Since the early 1980s, Wetherspoon has awarded bonuses, free shares and ‘share options’ to pub employees. The current scheme of paying monthly bonuses to all pub employees, subject to certain criteria, started in 1998, with a government-approved free share scheme introduced in 2003.
Bonuses and share schemes provide an extra incentive for people to stay with the company: there are 10 employees who have worked for the company for over 30 years, 326 for over 20 years, 3,049 for over 10 years and 8,827 for over five years.
Since 2006, the company has paid £428 million to its employees in respect of bonuses and free shares.
Of the recipients, approximately 96 per cent were employees below board level, with around 83 per cent paid to employees working in pubs. Employees are eligible for bonuses from the commencement of their employment and are eligible for free shares after 18 months. In the financial year ended July 2020, when pubs were closed for a substantial period and the company made a loss of £29.9 million, bonuses and free shares of £33 million were awarded (see table* below), with 97 per cent of employees receiving a bonus and/or shares in that period.
In previous financial years, when pubs were open for the entire time, substantially higher payments were made. For example, £46 million was awarded in 2019, when 97 per cent of staff also received a bonus and/or free shares. At the current time, 15,032 of our 37,582 employees have been awarded free shares in the company.
It’s probably true to say that no one earns a vast fortune from these schemes. However, as far as the company is aware, Wetherspoon consistently pays a bigger percentage of its profits to its employees, by way of bonuses and free shares, than any other large pub/restaurant company or retailer – more even, in the last five years, than John Lewis – a company owned by its employees.
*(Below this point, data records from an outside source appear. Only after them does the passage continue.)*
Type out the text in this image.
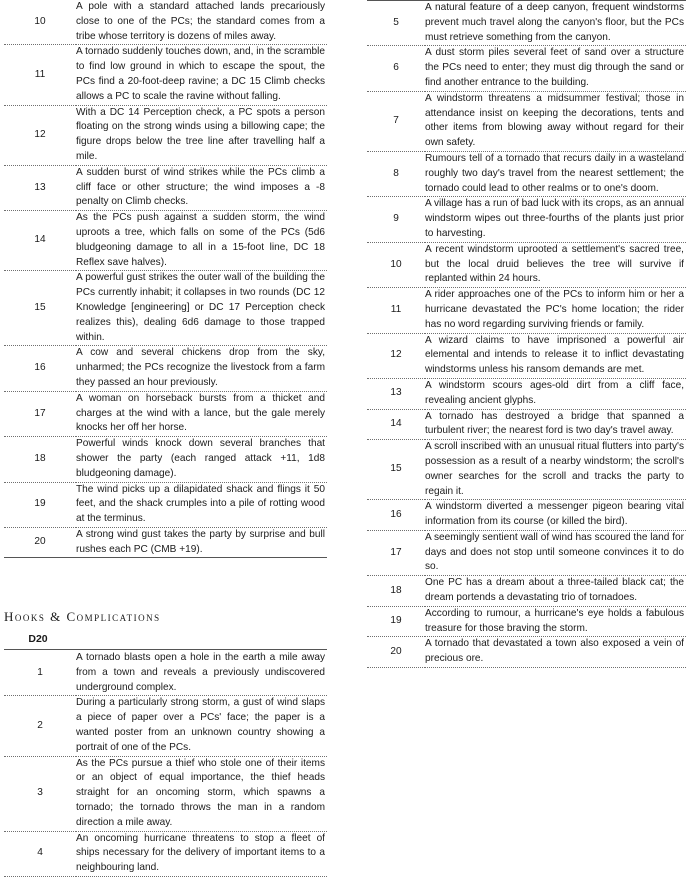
10	A pole with a standard attached lands precariously close to one of the PCs; the standard comes from a tribe whose territory is dozens of miles away.
11	A tornado suddenly touches down, and, in the scramble to find low ground in which to escape the spout, the PCs find a 20-foot-deep ravine; a DC 15 Climb checks allows a PC to scale the ravine without falling.
12	With a DC 14 Perception check, a PC spots a person floating on the strong winds using a billowing cape; the figure drops below the tree line after travelling half a mile.
13	A sudden burst of wind strikes while the PCs climb a cliff face or other structure; the wind imposes a -8 penalty on Climb checks.
14	As the PCs push against a sudden storm, the wind uproots a tree, which falls on some of the PCs (5d6 bludgeoning damage to all in a 15-foot line, DC 18 Reflex save halves).
15	A powerful gust strikes the outer wall of the building the PCs currently inhabit; it collapses in two rounds (DC 12 Knowledge [engineering] or DC 17 Perception check realizes this), dealing 6d6 damage to those trapped within.
16	A cow and several chickens drop from the sky, unharmed; the PCs recognize the livestock from a farm they passed an hour previously.
17	A woman on horseback bursts from a thicket and charges at the wind with a lance, but the gale merely knocks her off her horse.
18	Powerful winds knock down several branches that shower the party (each ranged attack +11, 1d8 bludgeoning damage).
19	The wind picks up a dilapidated shack and flings it 50 feet, and the shack crumples into a pile of rotting wood at the terminus.
20	A strong wind gust takes the party by surprise and bull rushes each PC (CMB +19).
Hooks & Complications
D20
1	A tornado blasts open a hole in the earth a mile away from a town and reveals a previously undiscovered underground complex.
2	During a particularly strong storm, a gust of wind slaps a piece of paper over a PCs' face; the paper is a wanted poster from an unknown country showing a portrait of one of the PCs.
3	As the PCs pursue a thief who stole one of their items or an object of equal importance, the thief heads straight for an oncoming storm, which spawns a tornado; the tornado throws the man in a random direction a mile away.
4	An oncoming hurricane threatens to stop a fleet of ships necessary for the delivery of important items to a neighbouring land.
5	A natural feature of a deep canyon, frequent windstorms prevent much travel along the canyon's floor, but the PCs must retrieve something from the canyon.
6	A dust storm piles several feet of sand over a structure the PCs need to enter; they must dig through the sand or find another entrance to the building.
7	A windstorm threatens a midsummer festival; those in attendance insist on keeping the decorations, tents and other items from blowing away without regard for their own safety.
8	Rumours tell of a tornado that recurs daily in a wasteland roughly two day's travel from the nearest settlement; the tornado could lead to other realms or to one's doom.
9	A village has a run of bad luck with its crops, as an annual windstorm wipes out three-fourths of the plants just prior to harvesting.
10	A recent windstorm uprooted a settlement's sacred tree, but the local druid believes the tree will survive if replanted within 24 hours.
11	A rider approaches one of the PCs to inform him or her a hurricane devastated the PC's home location; the rider has no word regarding surviving friends or family.
12	A wizard claims to have imprisoned a powerful air elemental and intends to release it to inflict devastating windstorms unless his ransom demands are met.
13	A windstorm scours ages-old dirt from a cliff face, revealing ancient glyphs.
14	A tornado has destroyed a bridge that spanned a turbulent river; the nearest ford is two day's travel away.
15	A scroll inscribed with an unusual ritual flutters into party's possession as a result of a nearby windstorm; the scroll's owner searches for the scroll and tracks the party to regain it.
16	A windstorm diverted a messenger pigeon bearing vital information from its course (or killed the bird).
17	A seemingly sentient wall of wind has scoured the land for days and does not stop until someone convinces it to do so.
18	One PC has a dream about a three-tailed black cat; the dream portends a devastating trio of tornadoes.
19	According to rumour, a hurricane's eye holds a fabulous treasure for those braving the storm.
20	A tornado that devastated a town also exposed a vein of precious ore.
Since the share scheme was introduced, Wetherspoon has awarded 20.6 million shares to employees – approximately 16 per cent of all shares in existence today. Wetherspoon’s chief executive, John Hutson, said: “People are vital to the success of the business. Our bonus and share schemes are a good way to share in the company’s success. A small number of pub employees, who have never sold any of the shares given to them, each have shares worth more than £350,000.”